Delayed Versus Immediate Surgical Intervention and Prostate Cancer Outcome

Christopher Warlick, Bruce J. Trock, Patricia Landis, Jonathan I. Epstein, H. Ballentine Carter

Affiliations of authors: Departments of Urology (CW, BJT, PL, HBC) and Pathology (JIE), Johns Hopkins University School of Medicine, James Buchanan Brady Urological Institute, Johns Hopkins Hospital, Baltimore, MD

Correspondence to: H. Ballentine Carter, MD, Department of Urology, Marburg 403, Johns Hopkins School of Medicine, 600 N. Wolfe St., Baltimore, MD 21287 (e-mail: hcarter{at}jhmi.edu).

For prostate cancer patients with small, lower-grade tumors, expectant management with delayed surgical intervention (active surveillance) is a rarely used therapeutic option because the opportunity for cure may be lost.

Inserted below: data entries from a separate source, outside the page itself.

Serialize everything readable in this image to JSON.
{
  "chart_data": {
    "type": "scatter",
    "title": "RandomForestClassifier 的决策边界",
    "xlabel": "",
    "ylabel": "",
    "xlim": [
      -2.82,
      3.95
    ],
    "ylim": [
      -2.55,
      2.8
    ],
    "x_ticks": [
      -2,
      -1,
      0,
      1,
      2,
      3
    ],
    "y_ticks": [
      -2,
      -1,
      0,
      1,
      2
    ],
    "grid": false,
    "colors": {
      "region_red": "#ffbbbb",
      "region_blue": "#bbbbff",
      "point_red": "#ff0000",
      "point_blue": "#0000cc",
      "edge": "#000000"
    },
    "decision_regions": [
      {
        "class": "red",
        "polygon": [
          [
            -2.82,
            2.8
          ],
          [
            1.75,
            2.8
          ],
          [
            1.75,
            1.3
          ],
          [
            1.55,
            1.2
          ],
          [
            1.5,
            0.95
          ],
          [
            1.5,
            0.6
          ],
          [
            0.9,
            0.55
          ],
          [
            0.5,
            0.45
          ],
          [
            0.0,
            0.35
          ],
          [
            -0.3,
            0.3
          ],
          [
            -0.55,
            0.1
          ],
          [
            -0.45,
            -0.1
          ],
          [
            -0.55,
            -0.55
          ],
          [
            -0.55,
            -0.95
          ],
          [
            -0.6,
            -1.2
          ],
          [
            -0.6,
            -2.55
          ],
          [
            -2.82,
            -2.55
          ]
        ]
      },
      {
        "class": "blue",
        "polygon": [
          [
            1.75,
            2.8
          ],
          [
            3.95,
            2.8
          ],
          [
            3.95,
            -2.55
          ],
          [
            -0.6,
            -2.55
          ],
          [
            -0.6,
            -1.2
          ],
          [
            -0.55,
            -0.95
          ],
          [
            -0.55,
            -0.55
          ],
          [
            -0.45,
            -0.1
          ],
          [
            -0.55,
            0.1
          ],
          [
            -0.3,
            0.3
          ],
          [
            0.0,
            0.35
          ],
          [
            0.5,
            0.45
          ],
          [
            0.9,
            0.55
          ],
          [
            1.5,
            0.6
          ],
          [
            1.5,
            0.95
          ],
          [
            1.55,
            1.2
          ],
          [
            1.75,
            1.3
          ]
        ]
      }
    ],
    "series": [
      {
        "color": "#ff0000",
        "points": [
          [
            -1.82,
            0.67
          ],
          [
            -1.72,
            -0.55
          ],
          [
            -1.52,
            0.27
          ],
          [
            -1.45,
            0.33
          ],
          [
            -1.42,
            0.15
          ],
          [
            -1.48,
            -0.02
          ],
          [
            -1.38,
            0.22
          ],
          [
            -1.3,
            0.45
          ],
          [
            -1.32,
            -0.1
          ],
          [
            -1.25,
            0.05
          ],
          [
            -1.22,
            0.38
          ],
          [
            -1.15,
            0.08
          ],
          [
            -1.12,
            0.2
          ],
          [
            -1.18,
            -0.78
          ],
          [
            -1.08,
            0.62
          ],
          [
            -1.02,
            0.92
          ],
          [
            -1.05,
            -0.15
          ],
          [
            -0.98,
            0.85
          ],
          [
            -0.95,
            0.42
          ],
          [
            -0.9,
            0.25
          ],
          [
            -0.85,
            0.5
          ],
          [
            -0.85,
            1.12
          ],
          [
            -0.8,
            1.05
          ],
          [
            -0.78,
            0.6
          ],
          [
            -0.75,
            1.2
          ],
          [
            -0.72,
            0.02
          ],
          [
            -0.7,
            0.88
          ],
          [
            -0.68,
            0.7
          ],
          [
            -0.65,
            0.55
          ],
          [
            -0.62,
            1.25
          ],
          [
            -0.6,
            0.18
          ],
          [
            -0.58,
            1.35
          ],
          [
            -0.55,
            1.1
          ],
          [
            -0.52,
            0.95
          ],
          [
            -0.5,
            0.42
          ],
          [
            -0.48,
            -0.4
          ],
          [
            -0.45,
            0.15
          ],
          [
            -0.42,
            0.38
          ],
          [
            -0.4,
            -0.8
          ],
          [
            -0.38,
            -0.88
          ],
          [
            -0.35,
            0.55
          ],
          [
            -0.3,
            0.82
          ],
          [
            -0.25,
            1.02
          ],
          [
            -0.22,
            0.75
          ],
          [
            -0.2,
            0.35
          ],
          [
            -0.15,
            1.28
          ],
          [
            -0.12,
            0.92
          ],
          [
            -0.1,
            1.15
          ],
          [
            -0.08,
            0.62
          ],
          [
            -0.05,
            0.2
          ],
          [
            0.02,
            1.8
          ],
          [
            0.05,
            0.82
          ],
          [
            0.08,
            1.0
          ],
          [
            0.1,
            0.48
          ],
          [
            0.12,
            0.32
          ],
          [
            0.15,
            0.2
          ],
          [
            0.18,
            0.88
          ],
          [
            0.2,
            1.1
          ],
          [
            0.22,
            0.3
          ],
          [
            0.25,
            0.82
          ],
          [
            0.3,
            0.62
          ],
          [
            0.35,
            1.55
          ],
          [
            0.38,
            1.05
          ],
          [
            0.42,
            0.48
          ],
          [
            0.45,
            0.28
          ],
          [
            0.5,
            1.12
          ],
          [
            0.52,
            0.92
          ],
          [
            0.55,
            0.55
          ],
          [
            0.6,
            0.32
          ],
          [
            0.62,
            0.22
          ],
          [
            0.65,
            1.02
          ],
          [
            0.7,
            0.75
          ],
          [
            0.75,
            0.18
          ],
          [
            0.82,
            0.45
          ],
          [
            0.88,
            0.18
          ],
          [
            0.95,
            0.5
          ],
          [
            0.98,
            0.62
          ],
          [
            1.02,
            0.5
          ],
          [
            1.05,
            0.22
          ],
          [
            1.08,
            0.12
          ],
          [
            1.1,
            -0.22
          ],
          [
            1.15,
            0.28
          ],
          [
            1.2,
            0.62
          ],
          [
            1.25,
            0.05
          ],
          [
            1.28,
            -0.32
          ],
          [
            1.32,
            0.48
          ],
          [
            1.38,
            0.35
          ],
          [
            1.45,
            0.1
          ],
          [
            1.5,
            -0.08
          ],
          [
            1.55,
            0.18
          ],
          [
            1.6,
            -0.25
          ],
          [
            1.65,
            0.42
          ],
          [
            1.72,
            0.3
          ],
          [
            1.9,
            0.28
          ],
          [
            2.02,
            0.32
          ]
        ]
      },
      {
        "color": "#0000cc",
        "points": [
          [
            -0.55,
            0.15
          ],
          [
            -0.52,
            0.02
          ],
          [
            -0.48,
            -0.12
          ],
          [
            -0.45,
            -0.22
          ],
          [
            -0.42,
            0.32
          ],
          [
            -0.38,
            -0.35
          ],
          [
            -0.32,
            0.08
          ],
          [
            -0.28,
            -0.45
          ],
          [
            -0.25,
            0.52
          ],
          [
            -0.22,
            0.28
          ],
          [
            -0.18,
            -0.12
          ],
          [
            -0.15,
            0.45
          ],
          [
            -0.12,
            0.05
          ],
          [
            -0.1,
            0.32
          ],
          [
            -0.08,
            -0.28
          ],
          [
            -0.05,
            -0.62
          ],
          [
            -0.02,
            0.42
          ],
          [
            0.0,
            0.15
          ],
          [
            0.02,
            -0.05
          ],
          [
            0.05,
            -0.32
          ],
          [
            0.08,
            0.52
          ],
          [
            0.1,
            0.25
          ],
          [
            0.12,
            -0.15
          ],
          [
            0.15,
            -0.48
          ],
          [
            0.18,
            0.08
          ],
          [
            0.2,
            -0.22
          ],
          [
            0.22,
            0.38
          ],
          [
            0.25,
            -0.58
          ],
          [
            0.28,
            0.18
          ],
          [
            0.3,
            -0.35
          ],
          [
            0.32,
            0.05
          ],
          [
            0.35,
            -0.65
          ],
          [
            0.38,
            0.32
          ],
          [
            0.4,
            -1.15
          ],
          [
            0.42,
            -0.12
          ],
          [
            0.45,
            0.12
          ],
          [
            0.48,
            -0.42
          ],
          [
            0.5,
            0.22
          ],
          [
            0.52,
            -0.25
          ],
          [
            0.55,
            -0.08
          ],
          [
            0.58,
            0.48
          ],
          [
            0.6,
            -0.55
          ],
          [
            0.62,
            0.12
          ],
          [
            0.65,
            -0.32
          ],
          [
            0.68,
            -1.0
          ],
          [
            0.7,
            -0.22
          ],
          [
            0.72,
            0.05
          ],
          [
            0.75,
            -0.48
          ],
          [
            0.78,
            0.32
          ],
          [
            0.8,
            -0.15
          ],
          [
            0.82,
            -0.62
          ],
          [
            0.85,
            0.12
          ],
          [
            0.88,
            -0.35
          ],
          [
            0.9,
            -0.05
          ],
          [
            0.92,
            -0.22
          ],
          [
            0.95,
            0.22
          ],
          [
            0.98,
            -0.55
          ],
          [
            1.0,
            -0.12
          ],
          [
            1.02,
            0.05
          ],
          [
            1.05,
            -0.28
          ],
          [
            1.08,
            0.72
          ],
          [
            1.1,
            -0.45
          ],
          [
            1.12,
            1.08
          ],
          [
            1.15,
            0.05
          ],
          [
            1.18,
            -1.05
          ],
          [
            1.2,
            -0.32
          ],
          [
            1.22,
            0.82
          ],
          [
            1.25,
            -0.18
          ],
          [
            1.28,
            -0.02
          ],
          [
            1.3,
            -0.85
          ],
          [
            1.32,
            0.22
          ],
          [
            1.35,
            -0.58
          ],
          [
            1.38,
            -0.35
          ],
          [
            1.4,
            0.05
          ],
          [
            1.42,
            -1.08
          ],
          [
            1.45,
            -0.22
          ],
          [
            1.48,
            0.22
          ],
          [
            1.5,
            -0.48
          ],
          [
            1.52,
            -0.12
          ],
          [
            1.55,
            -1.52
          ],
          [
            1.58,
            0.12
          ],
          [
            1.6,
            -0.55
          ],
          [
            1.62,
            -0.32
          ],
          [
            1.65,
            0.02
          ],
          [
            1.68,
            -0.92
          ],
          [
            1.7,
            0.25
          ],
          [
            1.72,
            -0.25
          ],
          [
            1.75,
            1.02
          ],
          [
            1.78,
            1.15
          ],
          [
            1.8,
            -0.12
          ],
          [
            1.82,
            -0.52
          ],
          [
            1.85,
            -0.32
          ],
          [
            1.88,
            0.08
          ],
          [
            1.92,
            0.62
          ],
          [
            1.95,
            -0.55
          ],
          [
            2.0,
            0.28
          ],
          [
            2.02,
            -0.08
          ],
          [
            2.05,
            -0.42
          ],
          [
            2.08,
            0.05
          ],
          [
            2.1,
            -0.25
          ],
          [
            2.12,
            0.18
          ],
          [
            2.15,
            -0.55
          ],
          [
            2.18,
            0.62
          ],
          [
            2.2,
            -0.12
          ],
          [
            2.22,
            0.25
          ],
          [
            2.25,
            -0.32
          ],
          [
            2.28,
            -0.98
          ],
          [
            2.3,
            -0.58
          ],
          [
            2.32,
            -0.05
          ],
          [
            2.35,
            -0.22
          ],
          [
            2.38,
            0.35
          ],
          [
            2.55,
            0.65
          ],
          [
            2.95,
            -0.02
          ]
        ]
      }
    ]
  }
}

We compared outcomes of 38 patients with small, lower-grade prostate cancer in an expectant management program who underwent delayed surgical intervention at a median of 26.5 months (95% confidence interval [CI] = 17 to 32 months; range = 12.0–73.0 months) after diagnosis with 150 similar patients who underwent immediate surgical intervention at a median of 3.0 months (95% CI = 2 to 4 months; range = 1.0–9.0 months) after diagnosis. Noncurable cancer was defined as adverse pathology associated with a less than 75% chance of remaining disease-free for 10 years after surgery. Noncurable cancer was diagnosed in nine (23%) of the 38 patients in the delayed intervention cohort and in 24 (16%) of the 150 men in the immediate intervention group. After adjusting for age and prostate-specific antigen (PSA) density (i.e., PSA value divided by prostate volume) in a Mantel–Haenszel analysis, the risks of noncurable cancer associated with delayed and immediate intervention did not differ statistically significantly (relative risk = 1.08, 95% CI = 0.55 to 2.12; P = .819, two-sided Cochran–Mantel–Haenszel statistic). Age, PSA, and PSA density were all statistically significantly associated with the risk of noncurable cancer (P = .030, .013, and .008, respectively; two-sided chi-square test). Thus, delayed prostate cancer surgery for patients with small, lower-grade prostate cancers does not appear to compromise curability.